We’ve received many excited tweets and messages about Blake Evitt’s intro to parkour class. Parkour is a powerful way to transcend your own boundaries while getting a great workout, so we expect an enthusiastic turnout for this one!
For those of us not yet familiar—what exactly is parkour, and how did you first get into it?
At its heart, parkour is essentially running, jumping, and climbing through an environment. Parkour incorporates movements and techniques from a wide variety of disciplines, and a number of “unique” techniques have developed over the years as well. While it may seem like a bunch of high-flying antics to the casual internet observer, the actual sport/discipline/art form of parkour is much more about functional movement, community, discipline, and overcoming physical and mental challenges. I started training in 2009 while on a research trip to Paris to interview the original French founders of the discipline. I was hooked after my first exposure to parkour, and have been training, traveling, and teaching ever since.
You’ve studied and taught parkour all over the world—do you have any fun stories to share with us?
I’ve spent a lot of time traveling for parkour over the last five years and I documented much of the first 2+ years (part of which was while I was on a Watson Fellowship studying parkour as an agent for positive social change) on my blog.
Part of learning parkour is training yourself to “see your environment in a new way.” How is this accomplished?
People are often very surprised by how much their perspective on the world changes very soon after starting parkour.
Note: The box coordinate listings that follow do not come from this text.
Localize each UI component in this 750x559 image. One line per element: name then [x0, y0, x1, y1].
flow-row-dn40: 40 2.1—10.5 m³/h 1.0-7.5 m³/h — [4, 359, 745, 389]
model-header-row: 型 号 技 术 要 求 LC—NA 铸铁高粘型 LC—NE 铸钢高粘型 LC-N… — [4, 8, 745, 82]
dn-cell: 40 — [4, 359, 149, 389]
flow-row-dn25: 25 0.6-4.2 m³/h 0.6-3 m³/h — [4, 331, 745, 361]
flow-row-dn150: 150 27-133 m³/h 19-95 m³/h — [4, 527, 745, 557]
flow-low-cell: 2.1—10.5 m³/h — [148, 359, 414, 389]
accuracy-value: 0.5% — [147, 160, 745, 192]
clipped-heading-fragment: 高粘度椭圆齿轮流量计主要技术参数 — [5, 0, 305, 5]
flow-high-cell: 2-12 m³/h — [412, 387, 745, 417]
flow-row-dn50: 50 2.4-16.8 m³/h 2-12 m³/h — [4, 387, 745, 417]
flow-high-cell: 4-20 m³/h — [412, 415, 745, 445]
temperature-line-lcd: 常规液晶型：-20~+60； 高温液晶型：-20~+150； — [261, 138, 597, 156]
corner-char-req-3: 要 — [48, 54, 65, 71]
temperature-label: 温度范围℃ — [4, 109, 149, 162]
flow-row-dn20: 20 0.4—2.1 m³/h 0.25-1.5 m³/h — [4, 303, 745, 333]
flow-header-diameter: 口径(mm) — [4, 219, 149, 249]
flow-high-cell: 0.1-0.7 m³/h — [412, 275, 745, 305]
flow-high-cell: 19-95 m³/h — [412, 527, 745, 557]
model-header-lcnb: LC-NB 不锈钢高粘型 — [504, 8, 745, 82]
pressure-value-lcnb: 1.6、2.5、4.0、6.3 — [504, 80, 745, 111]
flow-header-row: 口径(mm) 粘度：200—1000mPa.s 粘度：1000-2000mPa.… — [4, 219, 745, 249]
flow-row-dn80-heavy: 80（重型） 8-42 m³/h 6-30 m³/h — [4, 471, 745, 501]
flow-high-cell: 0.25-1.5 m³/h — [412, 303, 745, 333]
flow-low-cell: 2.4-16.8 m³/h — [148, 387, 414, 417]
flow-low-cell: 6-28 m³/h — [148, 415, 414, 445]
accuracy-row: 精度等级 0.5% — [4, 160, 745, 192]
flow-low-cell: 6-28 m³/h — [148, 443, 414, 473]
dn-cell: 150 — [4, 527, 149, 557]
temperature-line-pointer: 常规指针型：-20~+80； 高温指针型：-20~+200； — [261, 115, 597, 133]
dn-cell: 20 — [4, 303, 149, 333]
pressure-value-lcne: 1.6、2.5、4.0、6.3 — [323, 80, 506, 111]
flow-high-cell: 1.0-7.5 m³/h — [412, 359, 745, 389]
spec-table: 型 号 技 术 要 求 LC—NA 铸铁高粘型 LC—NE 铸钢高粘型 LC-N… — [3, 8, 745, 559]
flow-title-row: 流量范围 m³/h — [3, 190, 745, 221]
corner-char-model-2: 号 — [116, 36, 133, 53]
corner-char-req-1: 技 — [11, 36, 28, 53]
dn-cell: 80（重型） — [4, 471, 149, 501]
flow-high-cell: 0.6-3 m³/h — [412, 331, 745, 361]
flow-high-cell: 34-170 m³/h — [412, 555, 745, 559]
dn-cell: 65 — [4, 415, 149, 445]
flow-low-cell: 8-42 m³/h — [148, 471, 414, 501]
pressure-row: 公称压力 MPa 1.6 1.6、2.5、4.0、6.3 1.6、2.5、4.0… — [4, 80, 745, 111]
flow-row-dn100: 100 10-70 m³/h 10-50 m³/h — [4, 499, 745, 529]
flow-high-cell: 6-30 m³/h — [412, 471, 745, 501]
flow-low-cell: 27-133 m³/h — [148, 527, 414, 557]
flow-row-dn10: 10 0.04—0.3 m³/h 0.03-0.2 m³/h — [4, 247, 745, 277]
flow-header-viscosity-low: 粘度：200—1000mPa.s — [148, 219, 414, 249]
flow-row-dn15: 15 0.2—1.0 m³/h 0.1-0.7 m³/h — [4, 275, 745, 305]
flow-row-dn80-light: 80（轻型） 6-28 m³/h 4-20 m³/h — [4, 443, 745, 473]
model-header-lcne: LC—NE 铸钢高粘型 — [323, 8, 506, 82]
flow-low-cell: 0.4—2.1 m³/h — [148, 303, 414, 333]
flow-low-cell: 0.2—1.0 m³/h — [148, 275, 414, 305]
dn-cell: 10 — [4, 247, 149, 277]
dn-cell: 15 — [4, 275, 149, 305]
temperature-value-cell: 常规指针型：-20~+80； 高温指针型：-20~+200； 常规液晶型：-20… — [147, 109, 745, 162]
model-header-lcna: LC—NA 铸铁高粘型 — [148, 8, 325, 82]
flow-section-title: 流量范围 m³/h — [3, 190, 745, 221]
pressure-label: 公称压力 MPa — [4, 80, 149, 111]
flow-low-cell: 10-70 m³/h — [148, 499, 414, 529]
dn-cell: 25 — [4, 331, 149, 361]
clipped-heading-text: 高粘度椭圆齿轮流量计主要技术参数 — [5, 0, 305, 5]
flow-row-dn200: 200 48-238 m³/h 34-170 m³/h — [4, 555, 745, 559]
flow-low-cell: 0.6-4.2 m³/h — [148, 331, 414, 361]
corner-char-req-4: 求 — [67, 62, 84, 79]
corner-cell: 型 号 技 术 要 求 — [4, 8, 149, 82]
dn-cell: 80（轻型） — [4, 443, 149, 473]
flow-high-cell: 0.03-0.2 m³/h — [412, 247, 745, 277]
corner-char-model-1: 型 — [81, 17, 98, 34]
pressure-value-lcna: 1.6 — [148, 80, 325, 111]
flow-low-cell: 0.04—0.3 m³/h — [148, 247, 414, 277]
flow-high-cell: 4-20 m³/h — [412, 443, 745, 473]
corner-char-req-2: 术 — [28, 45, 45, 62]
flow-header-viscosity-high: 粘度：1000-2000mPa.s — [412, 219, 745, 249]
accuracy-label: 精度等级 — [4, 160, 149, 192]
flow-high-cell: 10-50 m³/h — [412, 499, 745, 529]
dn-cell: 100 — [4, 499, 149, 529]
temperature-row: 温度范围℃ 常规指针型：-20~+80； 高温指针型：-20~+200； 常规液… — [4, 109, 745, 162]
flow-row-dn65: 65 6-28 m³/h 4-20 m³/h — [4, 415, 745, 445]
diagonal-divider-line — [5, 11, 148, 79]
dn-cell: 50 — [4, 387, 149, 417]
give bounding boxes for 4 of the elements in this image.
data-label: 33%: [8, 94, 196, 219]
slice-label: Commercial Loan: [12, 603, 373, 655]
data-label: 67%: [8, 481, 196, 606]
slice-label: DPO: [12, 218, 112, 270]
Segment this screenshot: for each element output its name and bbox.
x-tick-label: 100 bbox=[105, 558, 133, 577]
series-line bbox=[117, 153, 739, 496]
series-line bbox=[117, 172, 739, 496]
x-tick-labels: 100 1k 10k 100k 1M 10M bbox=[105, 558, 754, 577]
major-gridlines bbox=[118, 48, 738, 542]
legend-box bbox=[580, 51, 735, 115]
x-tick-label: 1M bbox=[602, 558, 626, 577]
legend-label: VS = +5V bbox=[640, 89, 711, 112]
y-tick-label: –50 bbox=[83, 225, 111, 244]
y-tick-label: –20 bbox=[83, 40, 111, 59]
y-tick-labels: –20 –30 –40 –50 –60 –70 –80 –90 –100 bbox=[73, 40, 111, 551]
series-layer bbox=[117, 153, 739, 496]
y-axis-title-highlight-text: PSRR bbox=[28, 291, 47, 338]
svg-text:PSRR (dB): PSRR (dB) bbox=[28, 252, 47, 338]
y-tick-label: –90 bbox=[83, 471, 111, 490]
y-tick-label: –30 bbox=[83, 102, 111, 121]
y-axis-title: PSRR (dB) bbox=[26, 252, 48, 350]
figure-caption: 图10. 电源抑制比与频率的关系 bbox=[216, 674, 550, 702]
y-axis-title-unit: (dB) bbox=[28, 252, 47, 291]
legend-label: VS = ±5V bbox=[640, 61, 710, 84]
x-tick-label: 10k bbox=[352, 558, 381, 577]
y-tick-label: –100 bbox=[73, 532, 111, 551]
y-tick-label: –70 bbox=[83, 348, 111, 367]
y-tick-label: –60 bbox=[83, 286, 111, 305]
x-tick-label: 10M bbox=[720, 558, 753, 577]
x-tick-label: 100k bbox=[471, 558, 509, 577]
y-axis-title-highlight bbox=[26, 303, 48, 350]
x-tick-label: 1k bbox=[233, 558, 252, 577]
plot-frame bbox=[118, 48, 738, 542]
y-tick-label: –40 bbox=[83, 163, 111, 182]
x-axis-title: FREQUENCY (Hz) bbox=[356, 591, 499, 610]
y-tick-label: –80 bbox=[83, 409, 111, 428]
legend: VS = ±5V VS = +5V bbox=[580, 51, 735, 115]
It’s hard to fully appreciate until you’ve tried it, but since we look for obstacles and challenges all around us, the world essentially becomes a giant playground that is full of ways to experiment and play with movement.
Is there a minimum fitness level for this class?
No, this class is open to participants of all fitness levels and athletic backgrounds. Each of our classes is designed to accommodate a wide range of skill levels, from absolute beginners to experienced traceurs.
For those Skillshare attendees who may be on the fence (no pun intended) about taking your class because of safety concerns, let’s reassure them here and now that parkour won’t lead to injury if practiced with basic care and attention:
Parkour is actually very safe when taught by experienced instructors. Parkour is taught in a series of progressions in which participants master basic movements before moving on to more difficult techniques and challenges. This, along with the fact that there are no additional outside pressures on the participant (peer pressure, competition, other players, etc.), mean that the participant can progress at their own pace.
On the other hand, for those of us who are all “bring it on!”, where will students be able to continue their parkour practice locally?
We run 20-30 classes/week for all ages in the Boston Metro area, and a number of our classes are based in the Somerville area. Participants that would like to continue their training are welcome to join our regular classes.